SOMETIMES TANGIBLE benefits rather than broken promises result from political one-upmanship. Mr. Seaga put free secondary education on the pre-general election agenda which obliged the PNP to counter with proposals of its own. Out of this exchange has now emerged an amalgam organised by Mrs. Maxine Henry-Wilson, now Minister of Education who has confirmed that she will shortly be resigning as General Secretary of the PNP to devote her full time to the education portfolio.
The billion-dollar secondary school fee fund recently announced by the Minister utilises the registration database and expertise of the new Programme of Advancement through Health and Education (PATH) to ensure that the poorest of the poor, some 38 per cent of the secondary school population, automatically receive free secondary school education. The remaining 62 per cent will have to continue paying some fees but no more than they paid last year even if this year's fees are increased.

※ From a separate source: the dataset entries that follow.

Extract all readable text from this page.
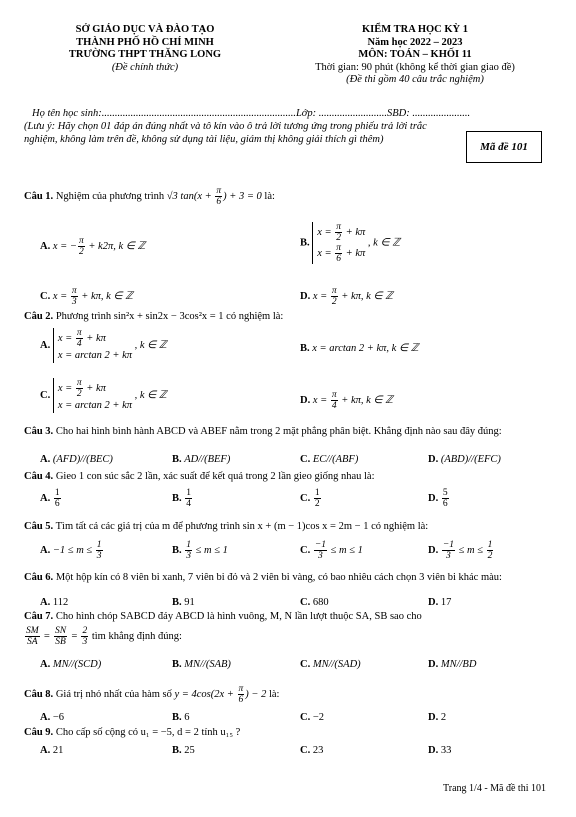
SỞ GIÁO DỤC VÀ ĐÀO TẠO
THÀNH PHỐ HỒ CHÍ MINH
TRƯỜNG THPT THĂNG LONG
(Đề chính thức)
KIỂM TRA HỌC KỲ 1
Năm học 2022 – 2023
MÔN: TOÁN – KHỐI 11
Thời gian: 90 phút (không kể thời gian giao đề)
(Đề thi gồm 40 câu trắc nghiệm)
Họ tên học sinh:..........................................................................Lớp: ..........................SBD: ......................
(Lưu ý: Hãy chọn 01 đáp án đúng nhất và tô kín vào ô trả lời tương ứng trong phiếu trả lời trắc nghiệm, không làm trên đề, không sử dụng tài liệu, giám thị không giải thích gì thêm)
Mã đề 101
Câu 1. Nghiệm của phương trình √3 $\tan(x + \frac{\pi}{6}$ ) + 3 = 0 là:
A. x = − $\frac{\pi}{2} + k2\pi$, k ∈ ℤ	B.
$x = \frac{\pi}{2} + k\pi$
$x = \frac{\pi}{6} + k\pi$
, k ∈ ℤ
C. $x = \frac{\pi}{3} + k\pi$, k ∈ ℤ	D. $x = \frac{\pi}{2} + k\pi$, k ∈ ℤ
Câu 2. Phương trình sin²x + sin2x − 3cos²x = 1 có nghiệm là:
A.
$x = \frac{\pi}{4} + k\pi$
x = arctan 2 + kπ
, k ∈ ℤ	B. x = arctan 2 + kπ, k ∈ ℤ
C.
$x = \frac{\pi}{2} + k\pi$
x = arctan 2 + kπ
, k ∈ ℤ	D. $x = \frac{\pi}{4} + k\pi$, k ∈ ℤ
Câu 3. Cho hai hình bình hành ABCD và ABEF nằm trong 2 mặt phẳng phân biệt. Khẳng định nào sau đây đúng:
A. (AFD)//(BEC)	B. AD//(BEF)	C. EC//(ABF)	D. (ABD)//(EFC)
Câu 4. Gieo 1 con súc sắc 2 lần, xác suất để kết quả trong 2 lần gieo giống nhau là:
A. $\frac{1}{6}$	B. $\frac{1}{4}$	C. $\frac{1}{2}$	D. $\frac{5}{6}$
Câu 5. Tìm tất cả các giá trị của m để phương trình sin x + (m − 1)cos x = 2m − 1 có nghiệm là:
A. $-1 \le m \le \frac{1}{3}$	B. $\frac{1}{3} \le m \le 1$	C. $\frac{-1}{3} \le m \le 1$	D. $\frac{-1}{3} \le m \le \frac{1}{2}$
Câu 6. Một hộp kín có 8 viên bi xanh, 7 viên bi đỏ và 2 viên bi vàng, có bao nhiêu cách chọn 3 viên bi khác màu:
A. 112	B. 91	C. 680	D. 17
Câu 7. Cho hình chóp SABCD đáy ABCD là hình vuông, M, N lần lượt thuộc SA, SB sao cho
$\frac{SM}{SA} = \frac{SN}{SB} = \frac{2}{3}$ tìm khẳng định đúng:
A. MN//(SCD)	B. MN//(SAB)	C. MN//(SAD)	D. MN//BD
Câu 8. Giá trị nhỏ nhất của hàm số $y = 4\cos(2x + \frac{\pi}{6}$ ) − 2 là:
A. −6	B. 6	C. −2	D. 2
Câu 9. Cho cấp số cộng có u₁ = −5, d = 2 tính u₁₅ ?
A. 21	B. 25	C. 23	D. 33
Trang 1/4 - Mã đề thi 101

And if parents can prove inability to pay school fees, their needs will be assessed on a case by case basis by the schools involved.
Overall, therefore, the strategy is that no Jamaican child will be denied a secondary education because they are unable to pay for it. This is as it should be and we think that the basis of the new approach announced by the Minister is a workable one.
To ensure that the programme achieves its purpose of education for all to the secondary level, it is a condition for financial aid under all aspects of the programme that parents see to it that their children attend school on a regular basis. If attendance falls below 80 per cent, all free support will be cut off. We support the necessity for this kind of parental discipline.
Analogous with the calls for free secondary school education was the pre-election urging by some that government pay more attention to early childhood education - an idea that seems to be catching on and which formed a central part of the recommendations which the National Council on Education (NCE) submitted to the Minister.
Unless this necessary foundation in the education cycle is drastically improved, free secondary education will continue to turn out graduates who are neither literate nor numerate. We urge the minister to follow up on this.